Patrick Leigh Fermor, by turns youthful adventurer, linguist, classicist, and war hero, was the quintessential “gifted amateur” when he set out with two companions, in the late 1940s, to journey through the long island chain of the West Indies.
By Don Ryan
He was the ideal traveler, inquisitive, humorous, interested in everything. His budget, and curiosity for the lives of the Creole, disposed him to live among them, but introductions from home afforded him also time among the governors and administrators in colonial manor houses. His sense of history runs deep; he encountered 450-year-old cultures which he calls young. He reminds us how everything is connected by time’s threads and sinews.

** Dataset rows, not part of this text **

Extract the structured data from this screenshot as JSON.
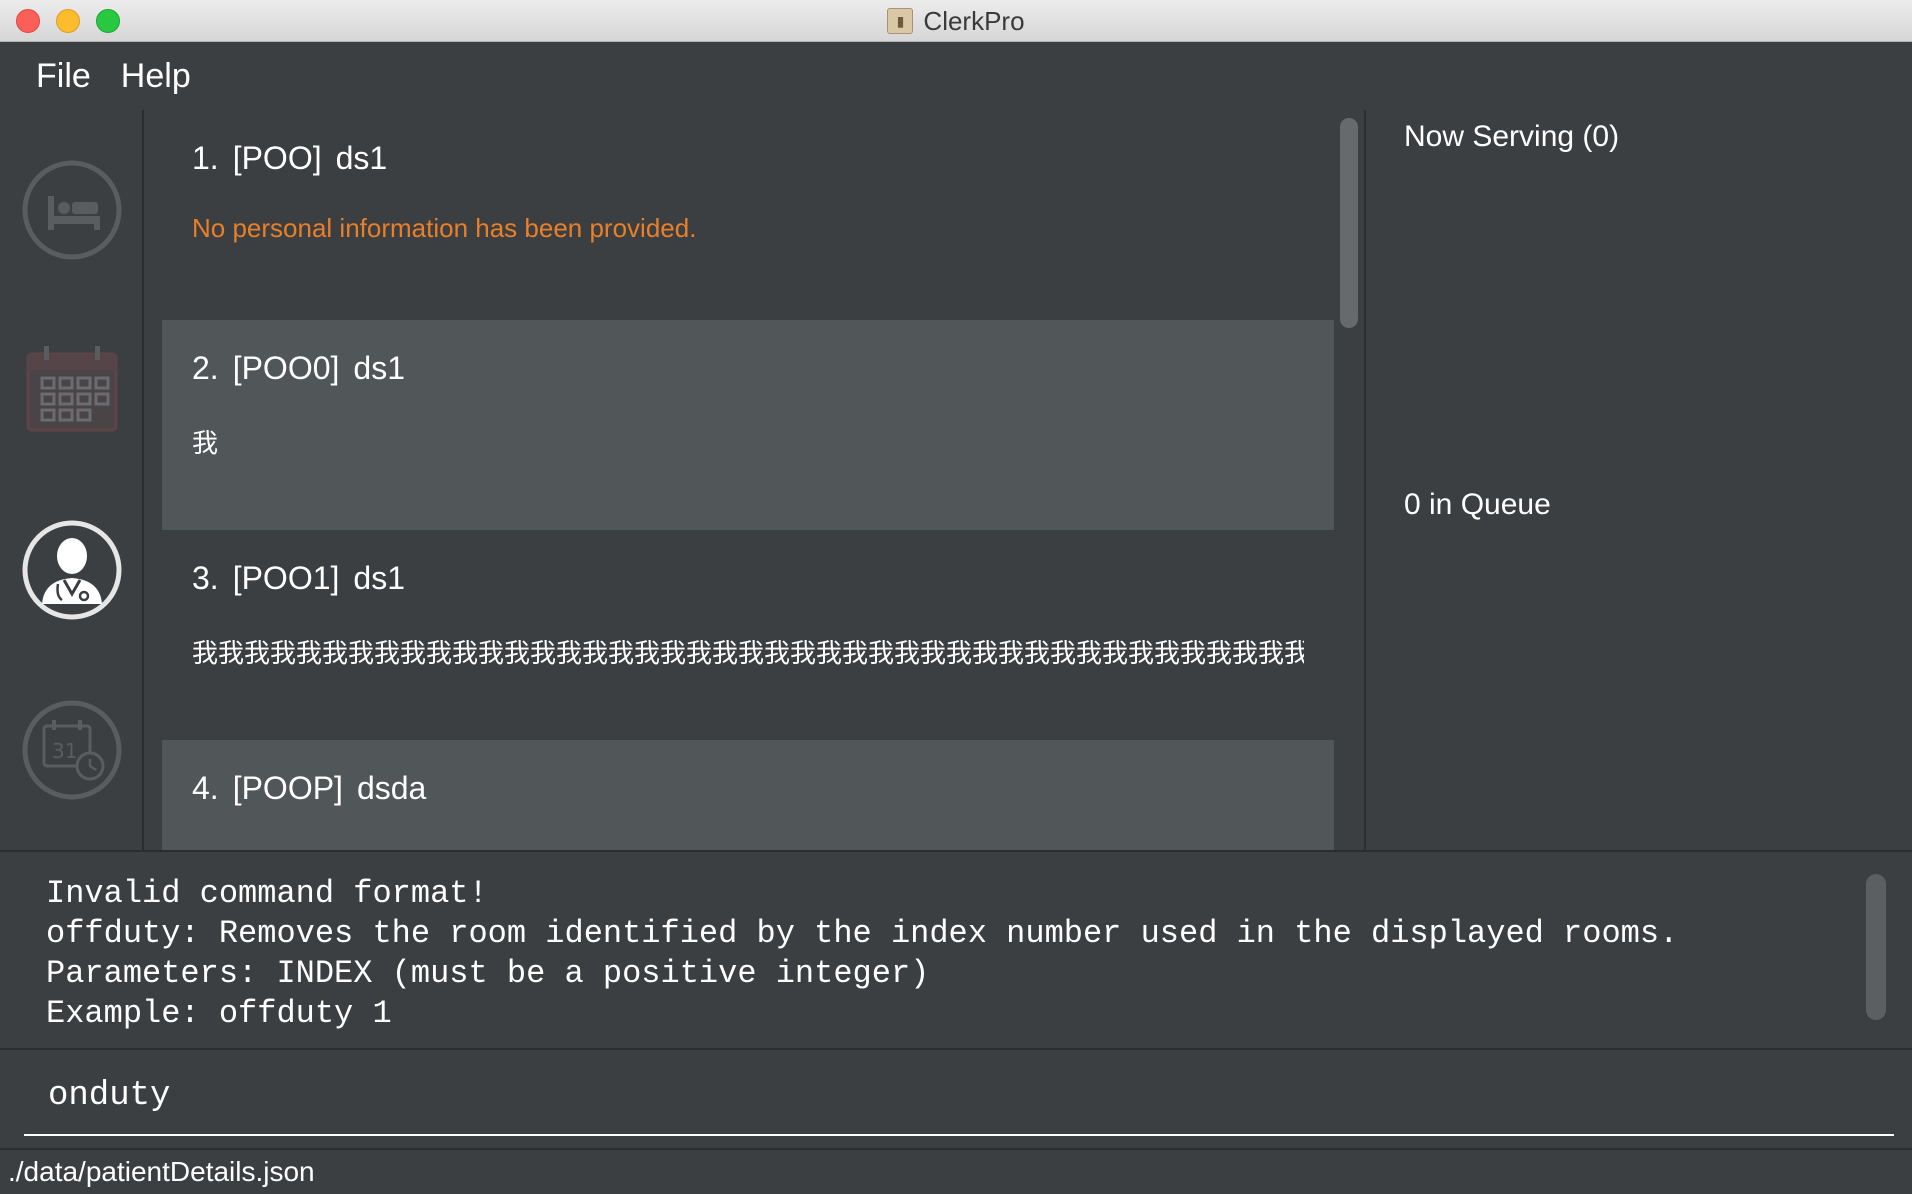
{
  "window": {
    "title": "ClerkPro",
    "app_icon": "contact-book-icon"
  },
  "menu": {
    "items": [
      "File",
      "Help"
    ]
  },
  "sidebar": {
    "items": [
      {
        "name": "room-bed-icon",
        "active": false
      },
      {
        "name": "calendar-grid-icon",
        "active": false
      },
      {
        "name": "doctor-icon",
        "active": true
      },
      {
        "name": "appointment-clock-icon",
        "active": false
      }
    ]
  },
  "patients": [
    {
      "index": "1.",
      "ref": "[POO]",
      "name": "ds1",
      "detail": "No personal information has been provided.",
      "detail_style": "warning"
    },
    {
      "index": "2.",
      "ref": "[POO0]",
      "name": "ds1",
      "detail": "我",
      "detail_style": "normal"
    },
    {
      "index": "3.",
      "ref": "[POO1]",
      "name": "ds1",
      "detail": "我我我我我我我我我我我我我我我我我我我我我我我我我我我我我我我我我我我我我我我我我我我…",
      "detail_style": "normal"
    },
    {
      "index": "4.",
      "ref": "[POOP]",
      "name": "dsda",
      "detail": "",
      "detail_style": "normal"
    }
  ],
  "queue": {
    "now_serving": "Now Serving (0)",
    "in_queue": "0 in Queue"
  },
  "result": {
    "text": "Invalid command format! \noffduty: Removes the room identified by the index number used in the displayed rooms.\nParameters: INDEX (must be a positive integer)\nExample: offduty 1"
  },
  "command": {
    "value": "onduty"
  },
  "status": {
    "path": "./data/patientDetails.json"
  },
  "colors": {
    "background": "#3c3f41",
    "card_light": "#515658",
    "warning_text": "#e87f2a"
  }
}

Fermor was observant of architecture and of fashion and influence. He knew how to notate music and sings us overheard melodies and recites the latest Calypsos. He shows immense empathy for the Negroes and gives a long and sympathetic description of Haitian Voodoo – but is skeptical about Jamaican Rastafari. His ear for language heard the connections with West Africa.
This is a complete and evocative a description of a culture, of an archipelago of cultures, as I have ever read. But a word of caution: if you are planning a trip to the Caribbean, this is not a guidebook to take. This is to read if you will never be able to go. – Don Ryan
Geographically, the Caribbean archipelago is easy to split up into component groups….
No such brisk summing-up can be formulated for the inhabitants of these islands: the ghostly Ciboneys, the dead Arawaks and the dying Caribs; the Spaniards, the English, the French, the Dutch, the Danes and the Americans; the Corsicans, the Jews, the Hindus, the Moslems, the Azorians, the Syrians and the Chinese, and the all-obliterating Negro population deriving from scores of kingdoms on the seaboard and hinterland of West Africa. Each island is a distinct and idiosyncratic entity, a civilization, or the reverse, fortuitous in its origins and empirical in its development. There is no rule that holds good beyond the shores of each one unless the prevalence of oddity, the unvarying need to make exceptions to any known rule, can be considered a unifying principle. The presence of religious eccentrics like the Kingston Pocomaniacs and the adepts of Voodoo in Haiti and the survival of stranded ethnological rock-pools like the Poor Whites in the Islands of the Saints or the semi-independent hospodarate of the Maroons of the Jamaican mountains – all this, and the abundance and variety of superstitions and sorceries and songs, of religious and political allegiances, and the crystallization of deracination and disruption into a new and unwieldy system, almost, of tribal law – all this excludes any possibility of generalization.
The skipper heaved the sloop’s bowsprit round and pointed it at the fading silhouette of St Eustatius. The wind was piercingly cold, and as the ship leapt forward, we dug out a half-empty bottle and lowered comforting stalactites of whisky down our throats. Night fell, and the rain stopped. The heads of the Negroes, who had all taken refuge under a tarpaulin like some tremendous recumbent group of statuary before its unveiling, began to appear again round the edge. The two nearest to us were talking to each other in an incomprehensible language that was neither pidgin English nor Creole. Many of the words sounded like Spanish, but the flow of the language was suddenly thickened by noises that were guttural and uncouth. Seeing that I was listening, one of them whispered, |Papia poco poco bo tende?’ and their voices dropped. But I understood, with excitement, that they were talking Papiamento, that almost mythical compound of Spanish, Portuguese, Dutch, French, English and African dialects evolved by the slaves of Curacao and the Dutch islands of the Southern Caribbean.